Если Бога нет, то нет и проблемы теодицеи. Проза Петрушевской молчит о Боге, но стихи ее веру провозглашают не раз. В эссе «Десять лет спустя» (2002)
[8]
она пишет: «Искусство вообще должно ставить вопросы. Что такое, пардон, жизнь. Смерть. Разлука. Почему гибнут невинные. Где справедливость. В конечном счете,
за что детей
. — Вопросы к Богу» (курсив мой. —
Л. П.
). Парадоска № 53 уточняет — к какому: «ждать от Бога / милосердия / крутых мер / и жалости // это значит думать / что он таков же / как и мы» («он» — со строчной буквы у автора).

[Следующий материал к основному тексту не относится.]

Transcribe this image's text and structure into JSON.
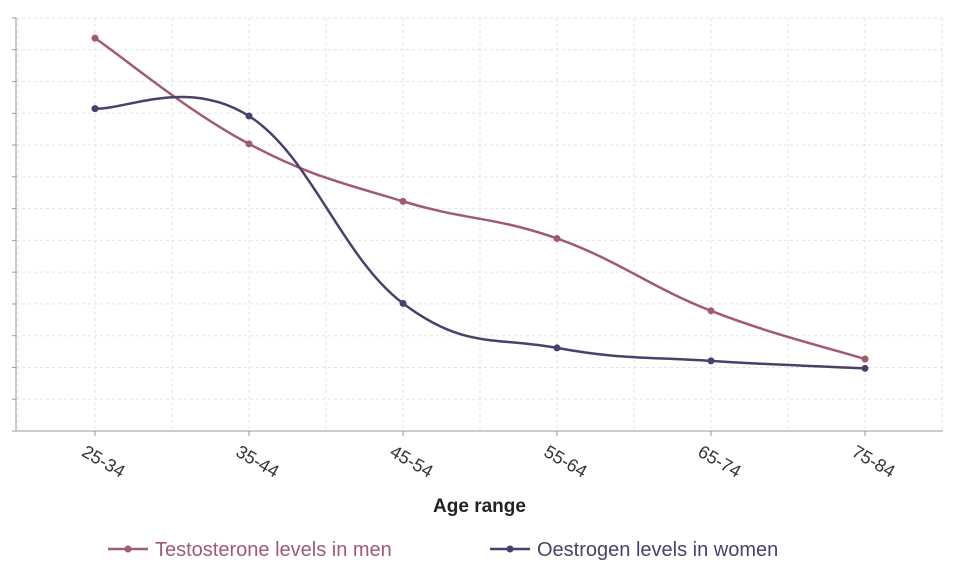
{
  "chart_data": {
    "type": "line",
    "title": "",
    "xlabel": "Age range",
    "ylabel": "",
    "categories": [
      "25-34",
      "35-44",
      "45-54",
      "55-64",
      "65-74",
      "75-84"
    ],
    "ylim": [
      0,
      100
    ],
    "grid": true,
    "legend_position": "bottom",
    "series": [
      {
        "name": "Testosterone levels in men",
        "color": "#a05a72",
        "values": [
          97,
          68.5,
          53,
          43,
          23.5,
          10.5
        ]
      },
      {
        "name": "Oestrogen levels in women",
        "color": "#4b3f6b",
        "values": [
          78,
          76,
          25.5,
          13.5,
          10,
          8
        ]
      }
    ]
  }
}
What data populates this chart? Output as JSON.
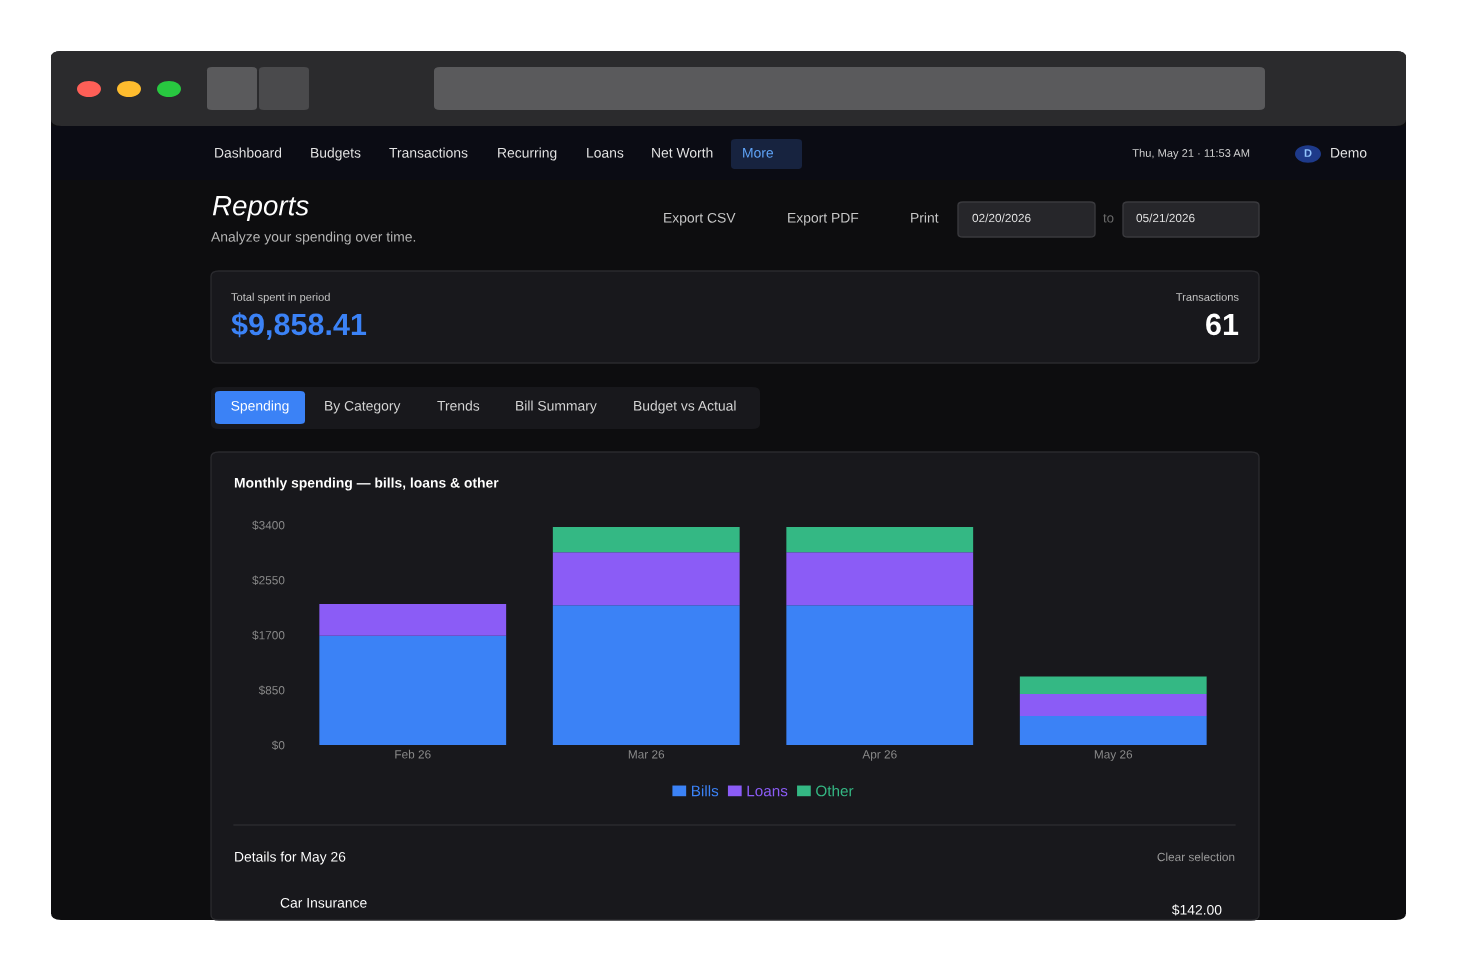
{
  "chart_data": {
    "type": "bar",
    "title": "Monthly spending — bills, loans & other",
    "categories": [
      "Feb 26",
      "Mar 26",
      "Apr 26",
      "May 26"
    ],
    "stacked": true,
    "series": [
      {
        "name": "Bills",
        "color": "#3b82f6",
        "values": [
          1690,
          2160,
          2160,
          450
        ]
      },
      {
        "name": "Loans",
        "color": "#8b5cf6",
        "values": [
          490,
          820,
          820,
          340
        ]
      },
      {
        "name": "Other",
        "color": "#34b884",
        "values": [
          0,
          390,
          390,
          270
        ]
      }
    ],
    "ylim": [
      0,
      3400
    ],
    "yticks": [
      {
        "value": 0,
        "label": "$0"
      },
      {
        "value": 850,
        "label": "$850"
      },
      {
        "value": 1700,
        "label": "$1700"
      },
      {
        "value": 2550,
        "label": "$2550"
      },
      {
        "value": 3400,
        "label": "$3400"
      }
    ],
    "grid": false,
    "legend": "bottom",
    "annotations": [
      "Dashboard",
      "Budgets",
      "Transactions",
      "Recurring",
      "Loans",
      "Net Worth",
      "More",
      "Thu, May 21 · 11:53 AM",
      "D",
      "Demo",
      "Reports",
      "Analyze your spending over time.",
      "Export CSV",
      "Export PDF",
      "Print",
      "02/20/2026",
      "to",
      "05/21/2026",
      "Total spent in period",
      "$9,858.41",
      "Transactions",
      "61",
      "Spending",
      "By Category",
      "Trends",
      "Bill Summary",
      "Budget vs Actual",
      "Details for May 26",
      "Clear selection",
      "Car Insurance",
      "$142.00"
    ]
  }
}
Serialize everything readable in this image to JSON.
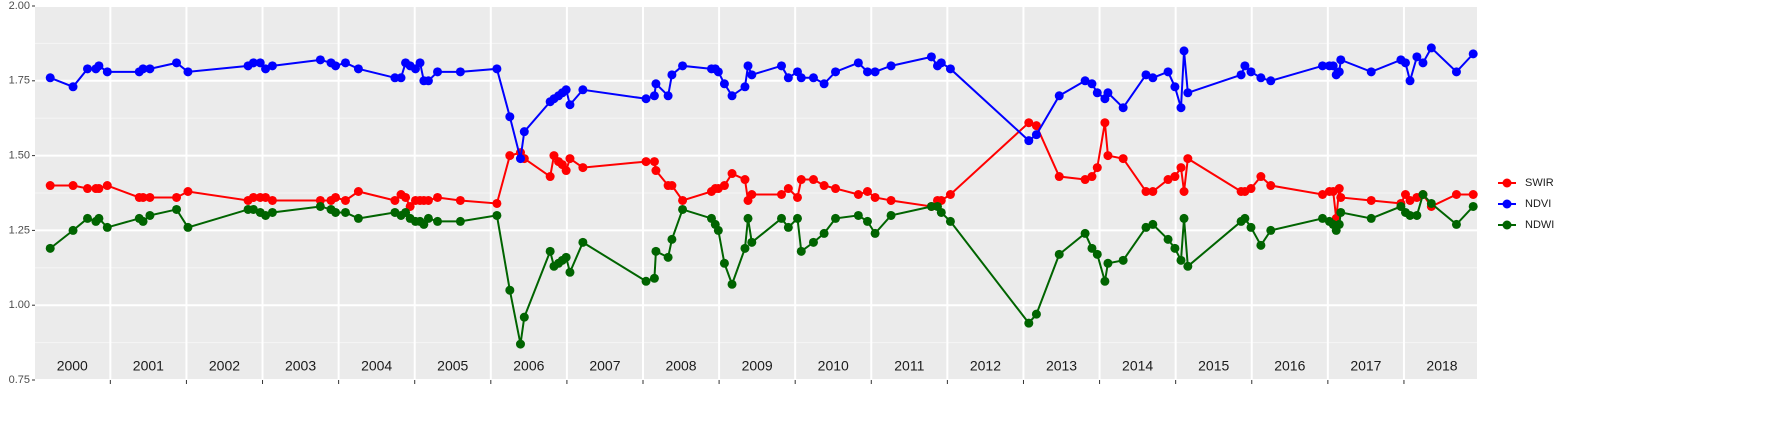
{
  "chart_data": {
    "type": "line",
    "x": [
      2000.21,
      2000.51,
      2000.7,
      2000.81,
      2000.85,
      2000.96,
      2001.38,
      2001.43,
      2001.52,
      2001.87,
      2002.02,
      2002.81,
      2002.88,
      2002.97,
      2003.04,
      2003.13,
      2003.76,
      2003.9,
      2003.96,
      2004.09,
      2004.26,
      2004.74,
      2004.82,
      2004.88,
      2004.94,
      2005.01,
      2005.07,
      2005.12,
      2005.18,
      2005.3,
      2005.6,
      2006.08,
      2006.25,
      2006.39,
      2006.44,
      2006.78,
      2006.83,
      2006.89,
      2006.94,
      2006.99,
      2007.04,
      2007.21,
      2008.04,
      2008.15,
      2008.17,
      2008.33,
      2008.38,
      2008.52,
      2008.9,
      2008.95,
      2008.99,
      2009.07,
      2009.17,
      2009.34,
      2009.38,
      2009.43,
      2009.82,
      2009.91,
      2010.03,
      2010.08,
      2010.24,
      2010.38,
      2010.53,
      2010.83,
      2010.95,
      2011.05,
      2011.26,
      2011.79,
      2011.87,
      2011.92,
      2012.04,
      2013.07,
      2013.17,
      2013.47,
      2013.81,
      2013.9,
      2013.97,
      2014.07,
      2014.11,
      2014.31,
      2014.61,
      2014.7,
      2014.9,
      2014.99,
      2015.07,
      2015.11,
      2015.16,
      2015.86,
      2015.91,
      2015.99,
      2016.12,
      2016.25,
      2016.93,
      2017.02,
      2017.07,
      2017.11,
      2017.15,
      2017.17,
      2017.57,
      2017.96,
      2018.02,
      2018.08,
      2018.17,
      2018.25,
      2018.36,
      2018.69,
      2018.91
    ],
    "series": [
      {
        "name": "SWIR",
        "color": "#ff0000",
        "values": [
          1.4,
          1.4,
          1.39,
          1.39,
          1.39,
          1.4,
          1.36,
          1.36,
          1.36,
          1.36,
          1.38,
          1.35,
          1.36,
          1.36,
          1.36,
          1.35,
          1.35,
          1.35,
          1.36,
          1.35,
          1.38,
          1.35,
          1.37,
          1.36,
          1.33,
          1.35,
          1.35,
          1.35,
          1.35,
          1.36,
          1.35,
          1.34,
          1.5,
          1.51,
          1.49,
          1.43,
          1.5,
          1.48,
          1.47,
          1.45,
          1.49,
          1.46,
          1.48,
          1.48,
          1.45,
          1.4,
          1.4,
          1.35,
          1.38,
          1.39,
          1.39,
          1.4,
          1.44,
          1.42,
          1.35,
          1.37,
          1.37,
          1.39,
          1.36,
          1.42,
          1.42,
          1.4,
          1.39,
          1.37,
          1.38,
          1.36,
          1.35,
          1.33,
          1.35,
          1.35,
          1.37,
          1.61,
          1.6,
          1.43,
          1.42,
          1.43,
          1.46,
          1.61,
          1.5,
          1.49,
          1.38,
          1.38,
          1.42,
          1.43,
          1.46,
          1.38,
          1.49,
          1.38,
          1.38,
          1.39,
          1.43,
          1.4,
          1.37,
          1.38,
          1.38,
          1.29,
          1.39,
          1.36,
          1.35,
          1.34,
          1.37,
          1.35,
          1.36,
          1.37,
          1.33,
          1.37,
          1.37
        ]
      },
      {
        "name": "NDVI",
        "color": "#0000ff",
        "values": [
          1.76,
          1.73,
          1.79,
          1.79,
          1.8,
          1.78,
          1.78,
          1.79,
          1.79,
          1.81,
          1.78,
          1.8,
          1.81,
          1.81,
          1.79,
          1.8,
          1.82,
          1.81,
          1.8,
          1.81,
          1.79,
          1.76,
          1.76,
          1.81,
          1.8,
          1.79,
          1.81,
          1.75,
          1.75,
          1.78,
          1.78,
          1.79,
          1.63,
          1.49,
          1.58,
          1.68,
          1.69,
          1.7,
          1.71,
          1.72,
          1.67,
          1.72,
          1.69,
          1.7,
          1.74,
          1.7,
          1.77,
          1.8,
          1.79,
          1.79,
          1.78,
          1.74,
          1.7,
          1.73,
          1.8,
          1.77,
          1.8,
          1.76,
          1.78,
          1.76,
          1.76,
          1.74,
          1.78,
          1.81,
          1.78,
          1.78,
          1.8,
          1.83,
          1.8,
          1.81,
          1.79,
          1.55,
          1.57,
          1.7,
          1.75,
          1.74,
          1.71,
          1.69,
          1.71,
          1.66,
          1.77,
          1.76,
          1.78,
          1.73,
          1.66,
          1.85,
          1.71,
          1.77,
          1.8,
          1.78,
          1.76,
          1.75,
          1.8,
          1.8,
          1.8,
          1.77,
          1.78,
          1.82,
          1.78,
          1.82,
          1.81,
          1.75,
          1.83,
          1.81,
          1.86,
          1.78,
          1.84
        ]
      },
      {
        "name": "NDWI",
        "color": "#006400",
        "values": [
          1.19,
          1.25,
          1.29,
          1.28,
          1.29,
          1.26,
          1.29,
          1.28,
          1.3,
          1.32,
          1.26,
          1.32,
          1.32,
          1.31,
          1.3,
          1.31,
          1.33,
          1.32,
          1.31,
          1.31,
          1.29,
          1.31,
          1.3,
          1.31,
          1.29,
          1.28,
          1.28,
          1.27,
          1.29,
          1.28,
          1.28,
          1.3,
          1.05,
          0.87,
          0.96,
          1.18,
          1.13,
          1.14,
          1.15,
          1.16,
          1.11,
          1.21,
          1.08,
          1.09,
          1.18,
          1.16,
          1.22,
          1.32,
          1.29,
          1.27,
          1.25,
          1.14,
          1.07,
          1.19,
          1.29,
          1.21,
          1.29,
          1.26,
          1.29,
          1.18,
          1.21,
          1.24,
          1.29,
          1.3,
          1.28,
          1.24,
          1.3,
          1.33,
          1.33,
          1.31,
          1.28,
          0.94,
          0.97,
          1.17,
          1.24,
          1.19,
          1.17,
          1.08,
          1.14,
          1.15,
          1.26,
          1.27,
          1.22,
          1.19,
          1.15,
          1.29,
          1.13,
          1.28,
          1.29,
          1.26,
          1.2,
          1.25,
          1.29,
          1.28,
          1.27,
          1.25,
          1.27,
          1.31,
          1.29,
          1.33,
          1.31,
          1.3,
          1.3,
          1.37,
          1.34,
          1.27,
          1.33
        ]
      }
    ],
    "year_labels": [
      "2000",
      "2001",
      "2002",
      "2003",
      "2004",
      "2005",
      "2006",
      "2007",
      "2008",
      "2009",
      "2010",
      "2011",
      "2012",
      "2013",
      "2014",
      "2015",
      "2016",
      "2017",
      "2018"
    ],
    "xlim": [
      2000.01,
      2018.96
    ],
    "xticks": [
      2001,
      2002,
      2003,
      2004,
      2005,
      2006,
      2007,
      2008,
      2009,
      2010,
      2011,
      2012,
      2013,
      2014,
      2015,
      2016,
      2017,
      2018
    ],
    "ylim": [
      0.75,
      2.0
    ],
    "yticks": [
      0.75,
      {
        "value": 1,
        "label": "1.00"
      },
      1.25,
      {
        "value": 1.5,
        "label": "1.50"
      },
      1.75,
      {
        "value": 2,
        "label": "2.00"
      }
    ],
    "grid": true,
    "legend": "right"
  }
}
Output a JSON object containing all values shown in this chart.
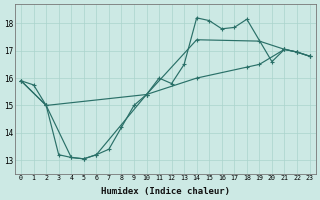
{
  "xlabel": "Humidex (Indice chaleur)",
  "bg_color": "#cce9e4",
  "grid_color": "#aad4cc",
  "line_color": "#2a7068",
  "xlim": [
    -0.5,
    23.5
  ],
  "ylim": [
    12.5,
    18.7
  ],
  "xticks": [
    0,
    1,
    2,
    3,
    4,
    5,
    6,
    7,
    8,
    9,
    10,
    11,
    12,
    13,
    14,
    15,
    16,
    17,
    18,
    19,
    20,
    21,
    22,
    23
  ],
  "yticks": [
    13,
    14,
    15,
    16,
    17,
    18
  ],
  "line1_x": [
    0,
    1,
    2,
    3,
    4,
    5,
    6,
    7,
    8,
    9,
    10,
    11,
    12,
    13,
    14,
    15,
    16,
    17,
    18,
    20,
    21,
    22,
    23
  ],
  "line1_y": [
    15.9,
    15.75,
    15.0,
    13.2,
    13.1,
    13.05,
    13.2,
    13.4,
    14.2,
    15.0,
    15.4,
    16.0,
    15.8,
    16.5,
    18.2,
    18.1,
    17.8,
    17.85,
    18.15,
    16.6,
    17.05,
    16.95,
    16.8
  ],
  "line2_x": [
    0,
    2,
    4,
    5,
    6,
    10,
    14,
    19,
    21,
    22,
    23
  ],
  "line2_y": [
    15.9,
    15.0,
    13.1,
    13.05,
    13.2,
    15.4,
    17.4,
    17.35,
    17.05,
    16.95,
    16.8
  ],
  "line3_x": [
    0,
    2,
    10,
    14,
    18,
    19,
    21,
    22,
    23
  ],
  "line3_y": [
    15.9,
    15.0,
    15.4,
    16.0,
    16.4,
    16.5,
    17.05,
    16.95,
    16.8
  ]
}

Так что теодицею петрушевский текст содержит только в вопросительной форме, то есть не в строгом решении проблемы, а в ее строгой постановке, для чего она и создала свою
запретную зону
.
Запретную для справедливости (несуществующей), но не для любви. «Бессмертная любовь» — так вызывающе прямолинейно назывался первый сборник ее рассказов, прошла бездна лет, и вот выходит пьеса снова о том же под самым диким названием — «Газбу». Пьесе о первом часе «брака» в помещении брачного агентства предстоит сорвать по театрам городов и весей шквалы смеха сквозь отвращение (слезы не исключены). Бессмертная тема требует крайних мер, отсюда — бурлеск. Особый, надо сказать, с катарсисом, теперь и в трагедиях не ночующим. Любовь следует загнать в гротеск абсурда, разобрать как заводную куклу и — собрать, вернее, возгнать в живую вещь, а то и поставить вопрос о божественности. В бурлеске! Состоится ли бессмертие любви или нет — зависит уже от театра, драматург только подготовил сцену для своего алхимического эксперимента, катарсис только намечен. В иных пьесах, особенно пьесах для чтения, катарсис приходит уже в тексте, но не в «Газбу», при том, что этот бурлеск — отличное чтение. Загвоздка с катарсисом в том, что Петрушевская решилась взять тайну мира за рога. Но явится ли в финале Бог или бог из машины, определит интонация, как она разовьется на сцене в цепной реакции признаний героев под занавес: «Как я люблю тебя, господи боже ты мой!» — «Господи, как я люблю тебя!» — «Господи!»... Последнее слово останется за театром, а не за драматургом. Правда, Людмила Стефановна иногда принимает участие в постановке своих пьес.